A segunda atitude de afirmação da cidadania consiste em aprendermos a avaliar bem aqueles a quem queremos confiar os destinos do nosso promissor País. Porque só podem merecer a nossa confiança política, o nosso respeito e a nossa profunda admiração os dirigentes que se mostrem altamente competentes no respeito pelos nossos sagrados direitos e na canalização de todos os recursos e de todas as potencialidades do País na criação de condições que contribuam para o nosso bem-estar físico e espiritual.

Assim, deixar de ser povo é deixar de defender, de aclamar, de dar vivas, de seguir e de idolatrar o Presidente, o Ministro, o Governador Provincial, o Administrador Municipal e o Director que não nos respeitam como cidadãos e não cessam de dar provas de incompetência na condução do nosso destino colectivo e na gestão dos nossos recursos humanos e naturais.

Chegou, portanto, a hora de deixarmos de ser povo e passarmos a ser cidadãos. Ou como escreveu S. Paulo: «Chegou a hora de nos levantarmos do sono, a noite vai adiantada e o dia está próximo. Abandonemos, pois, as obras das trevas e revistamo-nos das armas da luz» (ROMANOS 13, 11-12), «de modo que não seremos mais meninos inconstantes, levados por qualquer sopro de doutrina, pela malignidade dos homens e pelos seus artifícios enganadores» (EFÉSIOS 4, 14).


José Maria Huambo

terça-feira, 8 de julho de 2008

Competência e Direitos Humanos

Na Índia, os praticantes do hinduísmo, uma das maiores religiões do mundo, consideram as vacas como animais sagrados. Segundo a tradição, foi uma vaca que alimentou Krishna, um dos mais importantes deuses hindus. Por isso, todos veneram as suas vacas e ninguém pode fazer-lhes mal. Assim, os animais têm toda a liberdade de circulação nas vilas e nas cidades, podem fazer o que quiserem e destruírem o que bem lhes apetece. Os hindus podem viver na extrema pobreza, mas orgulham-se de exibirem as suas manadas como sinal de riqueza e prosperidade. Podem estar a morrer de fome, mas não são capazes de matar uma vaca e aproveitar a carne. Quem se atrever a mexer numa delas corre risco de morte.

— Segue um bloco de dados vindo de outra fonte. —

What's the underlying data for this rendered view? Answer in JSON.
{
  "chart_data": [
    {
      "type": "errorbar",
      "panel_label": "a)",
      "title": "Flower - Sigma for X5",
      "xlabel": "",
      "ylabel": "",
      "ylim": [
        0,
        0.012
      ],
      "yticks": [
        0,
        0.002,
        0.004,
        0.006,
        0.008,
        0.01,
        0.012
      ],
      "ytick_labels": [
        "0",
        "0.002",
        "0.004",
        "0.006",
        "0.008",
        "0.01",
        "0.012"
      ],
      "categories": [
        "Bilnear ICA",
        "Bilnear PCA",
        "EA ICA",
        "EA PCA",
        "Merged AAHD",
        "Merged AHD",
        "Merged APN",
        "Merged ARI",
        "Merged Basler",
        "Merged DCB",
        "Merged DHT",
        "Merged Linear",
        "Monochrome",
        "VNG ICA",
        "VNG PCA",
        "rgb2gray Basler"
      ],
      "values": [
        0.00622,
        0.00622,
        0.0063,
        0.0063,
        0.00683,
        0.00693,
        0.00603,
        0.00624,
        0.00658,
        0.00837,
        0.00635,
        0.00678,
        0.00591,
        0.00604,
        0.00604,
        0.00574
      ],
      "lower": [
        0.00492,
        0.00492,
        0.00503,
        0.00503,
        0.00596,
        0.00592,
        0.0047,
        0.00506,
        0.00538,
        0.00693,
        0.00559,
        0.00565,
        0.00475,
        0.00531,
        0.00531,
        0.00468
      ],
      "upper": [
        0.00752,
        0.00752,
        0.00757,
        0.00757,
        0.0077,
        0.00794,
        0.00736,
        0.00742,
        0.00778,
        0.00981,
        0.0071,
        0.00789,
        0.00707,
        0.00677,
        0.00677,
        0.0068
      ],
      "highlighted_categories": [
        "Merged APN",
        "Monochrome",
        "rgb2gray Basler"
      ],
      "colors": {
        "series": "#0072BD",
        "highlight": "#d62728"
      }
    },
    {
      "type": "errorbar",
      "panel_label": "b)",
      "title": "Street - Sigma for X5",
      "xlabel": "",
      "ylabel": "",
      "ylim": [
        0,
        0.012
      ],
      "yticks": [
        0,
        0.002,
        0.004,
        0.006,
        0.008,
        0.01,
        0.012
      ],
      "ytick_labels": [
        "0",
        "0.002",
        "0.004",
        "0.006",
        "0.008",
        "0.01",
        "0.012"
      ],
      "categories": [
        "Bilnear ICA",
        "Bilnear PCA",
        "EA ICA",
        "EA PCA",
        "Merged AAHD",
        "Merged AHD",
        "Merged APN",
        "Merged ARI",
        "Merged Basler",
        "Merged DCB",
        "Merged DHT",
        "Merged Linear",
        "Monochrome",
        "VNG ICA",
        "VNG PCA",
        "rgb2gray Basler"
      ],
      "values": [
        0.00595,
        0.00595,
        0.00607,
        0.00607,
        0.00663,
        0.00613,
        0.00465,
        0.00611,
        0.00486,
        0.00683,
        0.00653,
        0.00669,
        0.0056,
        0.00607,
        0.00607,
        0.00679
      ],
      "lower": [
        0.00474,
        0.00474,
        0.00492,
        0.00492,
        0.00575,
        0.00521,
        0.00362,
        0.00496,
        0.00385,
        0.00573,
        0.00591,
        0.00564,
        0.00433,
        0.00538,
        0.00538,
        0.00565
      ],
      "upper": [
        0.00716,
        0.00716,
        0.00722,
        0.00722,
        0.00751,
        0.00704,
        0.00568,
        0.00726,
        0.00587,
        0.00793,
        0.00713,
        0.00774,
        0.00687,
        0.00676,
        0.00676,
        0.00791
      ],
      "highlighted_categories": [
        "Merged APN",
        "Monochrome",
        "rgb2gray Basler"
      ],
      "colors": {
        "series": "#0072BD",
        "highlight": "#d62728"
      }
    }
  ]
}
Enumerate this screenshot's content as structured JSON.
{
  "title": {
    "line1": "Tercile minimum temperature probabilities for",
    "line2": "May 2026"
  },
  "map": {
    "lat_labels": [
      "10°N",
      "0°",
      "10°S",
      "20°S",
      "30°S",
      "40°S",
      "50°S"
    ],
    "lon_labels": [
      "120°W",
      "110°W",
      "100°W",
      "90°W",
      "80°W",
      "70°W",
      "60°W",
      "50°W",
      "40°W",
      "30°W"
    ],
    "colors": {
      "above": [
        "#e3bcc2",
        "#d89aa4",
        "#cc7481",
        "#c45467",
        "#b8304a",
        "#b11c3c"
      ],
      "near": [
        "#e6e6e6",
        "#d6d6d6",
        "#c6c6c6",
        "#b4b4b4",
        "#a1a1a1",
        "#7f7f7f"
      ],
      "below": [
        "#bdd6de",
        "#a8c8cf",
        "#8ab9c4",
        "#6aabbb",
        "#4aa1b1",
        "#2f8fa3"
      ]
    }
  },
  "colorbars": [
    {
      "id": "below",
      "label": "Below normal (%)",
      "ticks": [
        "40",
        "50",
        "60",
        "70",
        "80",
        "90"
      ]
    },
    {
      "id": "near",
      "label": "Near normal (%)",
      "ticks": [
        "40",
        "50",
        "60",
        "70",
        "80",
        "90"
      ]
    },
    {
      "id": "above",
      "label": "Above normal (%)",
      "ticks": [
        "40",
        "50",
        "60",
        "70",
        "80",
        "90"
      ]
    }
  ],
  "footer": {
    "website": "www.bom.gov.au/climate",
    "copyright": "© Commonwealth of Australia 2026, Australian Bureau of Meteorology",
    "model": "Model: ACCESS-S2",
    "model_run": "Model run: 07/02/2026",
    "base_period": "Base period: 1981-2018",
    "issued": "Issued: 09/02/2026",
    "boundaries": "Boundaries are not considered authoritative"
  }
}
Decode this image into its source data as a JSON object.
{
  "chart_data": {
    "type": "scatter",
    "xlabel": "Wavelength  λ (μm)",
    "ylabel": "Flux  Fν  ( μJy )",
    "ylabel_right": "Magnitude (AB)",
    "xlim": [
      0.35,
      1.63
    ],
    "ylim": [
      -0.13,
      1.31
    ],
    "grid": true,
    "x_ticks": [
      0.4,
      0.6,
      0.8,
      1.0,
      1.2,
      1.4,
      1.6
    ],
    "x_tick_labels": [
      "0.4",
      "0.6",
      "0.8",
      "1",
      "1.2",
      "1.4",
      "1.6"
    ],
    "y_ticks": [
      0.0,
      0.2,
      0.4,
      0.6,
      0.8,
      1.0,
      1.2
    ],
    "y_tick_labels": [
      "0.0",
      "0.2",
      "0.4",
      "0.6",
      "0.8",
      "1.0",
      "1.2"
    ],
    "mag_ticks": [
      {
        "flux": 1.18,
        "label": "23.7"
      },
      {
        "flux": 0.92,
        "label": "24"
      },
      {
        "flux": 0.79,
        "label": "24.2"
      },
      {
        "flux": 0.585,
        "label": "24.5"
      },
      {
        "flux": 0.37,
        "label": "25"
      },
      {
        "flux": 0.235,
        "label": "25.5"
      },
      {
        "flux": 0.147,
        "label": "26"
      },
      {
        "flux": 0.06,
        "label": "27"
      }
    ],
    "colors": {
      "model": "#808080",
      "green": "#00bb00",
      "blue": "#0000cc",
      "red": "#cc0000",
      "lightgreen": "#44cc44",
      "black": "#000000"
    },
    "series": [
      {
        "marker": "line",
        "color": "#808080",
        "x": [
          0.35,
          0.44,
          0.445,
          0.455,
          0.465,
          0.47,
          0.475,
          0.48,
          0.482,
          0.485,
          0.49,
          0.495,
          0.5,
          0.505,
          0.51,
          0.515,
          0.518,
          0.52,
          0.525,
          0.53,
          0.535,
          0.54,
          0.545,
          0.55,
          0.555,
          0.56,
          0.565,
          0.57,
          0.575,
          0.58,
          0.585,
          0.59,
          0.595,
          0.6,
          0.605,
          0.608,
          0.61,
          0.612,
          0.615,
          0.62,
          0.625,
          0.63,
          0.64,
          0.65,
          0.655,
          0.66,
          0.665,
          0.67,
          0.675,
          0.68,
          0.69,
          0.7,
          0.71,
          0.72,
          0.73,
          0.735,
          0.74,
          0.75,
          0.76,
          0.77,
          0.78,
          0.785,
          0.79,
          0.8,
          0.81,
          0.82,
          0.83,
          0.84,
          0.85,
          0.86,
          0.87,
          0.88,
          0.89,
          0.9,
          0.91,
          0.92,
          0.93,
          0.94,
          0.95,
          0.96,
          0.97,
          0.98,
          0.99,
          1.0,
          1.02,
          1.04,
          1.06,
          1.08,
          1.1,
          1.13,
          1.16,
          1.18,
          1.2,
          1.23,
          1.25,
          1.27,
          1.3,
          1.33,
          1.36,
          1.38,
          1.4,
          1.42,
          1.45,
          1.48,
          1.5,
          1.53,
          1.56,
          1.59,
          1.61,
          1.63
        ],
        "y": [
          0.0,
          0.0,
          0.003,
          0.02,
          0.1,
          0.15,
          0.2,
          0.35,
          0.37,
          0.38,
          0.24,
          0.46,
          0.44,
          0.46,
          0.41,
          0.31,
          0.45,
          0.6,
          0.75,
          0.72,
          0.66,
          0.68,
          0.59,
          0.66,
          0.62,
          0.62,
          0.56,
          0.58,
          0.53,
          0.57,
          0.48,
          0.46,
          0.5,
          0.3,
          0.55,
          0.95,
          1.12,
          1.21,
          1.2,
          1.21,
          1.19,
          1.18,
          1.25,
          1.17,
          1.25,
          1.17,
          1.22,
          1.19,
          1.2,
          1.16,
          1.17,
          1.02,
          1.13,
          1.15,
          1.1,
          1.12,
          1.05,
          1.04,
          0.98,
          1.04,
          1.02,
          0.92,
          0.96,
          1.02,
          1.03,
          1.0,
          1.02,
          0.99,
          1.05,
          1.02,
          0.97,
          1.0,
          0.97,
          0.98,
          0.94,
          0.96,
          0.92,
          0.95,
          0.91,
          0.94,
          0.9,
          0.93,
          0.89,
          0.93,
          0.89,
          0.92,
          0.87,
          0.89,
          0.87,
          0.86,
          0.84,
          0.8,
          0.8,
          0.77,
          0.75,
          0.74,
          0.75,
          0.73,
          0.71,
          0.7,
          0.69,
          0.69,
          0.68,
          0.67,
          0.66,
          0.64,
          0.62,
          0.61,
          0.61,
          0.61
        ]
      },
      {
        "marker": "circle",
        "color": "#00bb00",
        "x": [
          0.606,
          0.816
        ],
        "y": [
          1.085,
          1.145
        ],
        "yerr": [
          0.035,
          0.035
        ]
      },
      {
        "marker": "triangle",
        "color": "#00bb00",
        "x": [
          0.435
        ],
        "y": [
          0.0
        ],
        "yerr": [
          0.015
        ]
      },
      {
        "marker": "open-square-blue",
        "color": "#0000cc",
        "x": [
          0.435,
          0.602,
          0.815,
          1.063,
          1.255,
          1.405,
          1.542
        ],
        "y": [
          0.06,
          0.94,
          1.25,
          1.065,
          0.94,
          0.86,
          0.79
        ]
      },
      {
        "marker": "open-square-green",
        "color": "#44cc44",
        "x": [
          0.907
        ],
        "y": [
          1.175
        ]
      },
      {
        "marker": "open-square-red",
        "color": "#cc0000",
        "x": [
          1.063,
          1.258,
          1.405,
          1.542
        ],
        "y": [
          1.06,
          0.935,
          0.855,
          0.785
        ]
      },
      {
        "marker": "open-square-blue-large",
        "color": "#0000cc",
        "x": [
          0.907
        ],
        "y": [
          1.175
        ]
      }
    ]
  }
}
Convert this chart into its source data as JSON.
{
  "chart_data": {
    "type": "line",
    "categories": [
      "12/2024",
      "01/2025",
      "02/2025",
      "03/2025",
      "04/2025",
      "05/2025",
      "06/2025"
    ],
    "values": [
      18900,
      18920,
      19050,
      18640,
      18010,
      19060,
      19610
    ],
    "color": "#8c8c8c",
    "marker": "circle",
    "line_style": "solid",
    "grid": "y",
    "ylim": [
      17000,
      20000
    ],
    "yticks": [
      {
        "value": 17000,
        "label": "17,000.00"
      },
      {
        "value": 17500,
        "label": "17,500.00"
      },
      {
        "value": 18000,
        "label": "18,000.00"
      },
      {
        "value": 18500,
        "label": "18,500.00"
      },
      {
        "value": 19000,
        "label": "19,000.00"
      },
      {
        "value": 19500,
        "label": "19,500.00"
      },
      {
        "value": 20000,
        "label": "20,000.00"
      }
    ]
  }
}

Há, entre nós, uma muito enraizada mentalidade de «vacas sagradas». Assim, muitos se julgam sagrados e querem manter-se no poder a qualquer preço, apesar de terem dado intermináveis provas de serem dirigentes altamente incompetentes na condução do nosso destino colectivo e na gestão dos nossos recursos humanos e naturais. Muitos brancos e mulatos se julgam sagrados e destinados a manterem os seus privilégios por descenderem de uma raça superior. Muitos negros se julgam sagrados e destinados a dominarem o País por só saberem falar português, por descenderem de famílias nobres e por terem nascido em Luanda.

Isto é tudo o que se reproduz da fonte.